Part of emo’s original modus operandi was to resurrect the over-the-top costumes and make-up of 80’s glam, then magnify them through a lens of self-loathing and a contrived sense of melancholy. It is songs like “High Devotion” and “Movielike” which show that Jimmy Eat World, at least, has recognized that there was more to channel from glam and other 80’s radio pop than just the look and a Cold-War era fear of annihilation. They, and some others on the album, fold in a competent amalgam of pop rock from that era.

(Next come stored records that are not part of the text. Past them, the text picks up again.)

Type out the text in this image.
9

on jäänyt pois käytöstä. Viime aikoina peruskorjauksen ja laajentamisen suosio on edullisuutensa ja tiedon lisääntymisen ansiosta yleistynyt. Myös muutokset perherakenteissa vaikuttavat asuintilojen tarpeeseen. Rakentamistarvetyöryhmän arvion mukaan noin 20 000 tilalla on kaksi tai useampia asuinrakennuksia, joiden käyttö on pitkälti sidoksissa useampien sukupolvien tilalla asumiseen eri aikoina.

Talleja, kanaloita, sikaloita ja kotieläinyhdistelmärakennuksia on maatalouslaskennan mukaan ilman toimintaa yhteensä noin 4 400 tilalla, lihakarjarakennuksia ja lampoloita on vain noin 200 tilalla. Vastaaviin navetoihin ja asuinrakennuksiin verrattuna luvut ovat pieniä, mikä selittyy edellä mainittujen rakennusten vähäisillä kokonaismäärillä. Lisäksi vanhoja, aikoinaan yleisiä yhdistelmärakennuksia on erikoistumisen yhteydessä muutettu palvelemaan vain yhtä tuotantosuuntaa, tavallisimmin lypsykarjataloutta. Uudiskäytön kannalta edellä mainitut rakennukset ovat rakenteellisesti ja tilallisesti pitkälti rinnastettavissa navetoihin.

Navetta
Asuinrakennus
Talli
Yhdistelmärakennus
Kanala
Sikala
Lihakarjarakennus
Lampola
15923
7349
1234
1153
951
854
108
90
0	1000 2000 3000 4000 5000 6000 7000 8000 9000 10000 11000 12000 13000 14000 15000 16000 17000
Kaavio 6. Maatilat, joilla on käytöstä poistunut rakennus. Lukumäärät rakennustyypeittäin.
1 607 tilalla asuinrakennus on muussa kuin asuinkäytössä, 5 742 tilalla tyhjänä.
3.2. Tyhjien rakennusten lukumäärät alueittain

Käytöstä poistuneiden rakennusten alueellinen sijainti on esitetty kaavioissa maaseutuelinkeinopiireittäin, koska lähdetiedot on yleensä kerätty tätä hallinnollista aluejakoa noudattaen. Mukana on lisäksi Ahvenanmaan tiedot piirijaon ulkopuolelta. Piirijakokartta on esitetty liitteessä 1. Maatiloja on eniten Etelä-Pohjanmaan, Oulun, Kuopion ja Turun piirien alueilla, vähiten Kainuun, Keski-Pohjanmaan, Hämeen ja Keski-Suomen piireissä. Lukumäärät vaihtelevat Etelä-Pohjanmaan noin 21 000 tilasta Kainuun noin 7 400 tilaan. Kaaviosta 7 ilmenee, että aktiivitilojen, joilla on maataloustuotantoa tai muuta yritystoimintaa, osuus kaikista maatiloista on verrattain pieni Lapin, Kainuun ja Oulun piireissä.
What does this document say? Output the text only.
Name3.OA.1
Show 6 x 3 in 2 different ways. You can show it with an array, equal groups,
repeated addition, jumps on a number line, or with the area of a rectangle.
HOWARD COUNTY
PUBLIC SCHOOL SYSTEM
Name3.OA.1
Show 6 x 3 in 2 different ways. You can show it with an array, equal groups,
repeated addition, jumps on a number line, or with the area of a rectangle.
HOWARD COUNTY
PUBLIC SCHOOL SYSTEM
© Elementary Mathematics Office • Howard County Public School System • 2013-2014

The problem with all that is that like so many albums, it never grows beyond that singular musical idea. There is very little exploration or diversity, each song sounds nearly like the last, and there is zero content that sets the pace at anything other than a brisk walk.
It’s not really worth it to me to go over the things about the album I personally don’t like, since every metal fan already knows what those things are, and in the digital music age, it’s so easy to just plain ignore and avoid music you don’t care for.
In the end, we see a tighter, mature, grown-up Jimmy Eat World. While metal fans certainly won’t be bending an ear, the fans who have grown up with them will probably find something to like. Your teenage daughter/sister/girlfriend (which should be three different people, unless you have some kind of "Chinatown" thing going on,) will just adore it. She’ll probably be listening to it as she blogs for the 574th time why Team Edward is unquestionably superior. Occasionally, you close your eyes and realize you just can’t win ‘em all.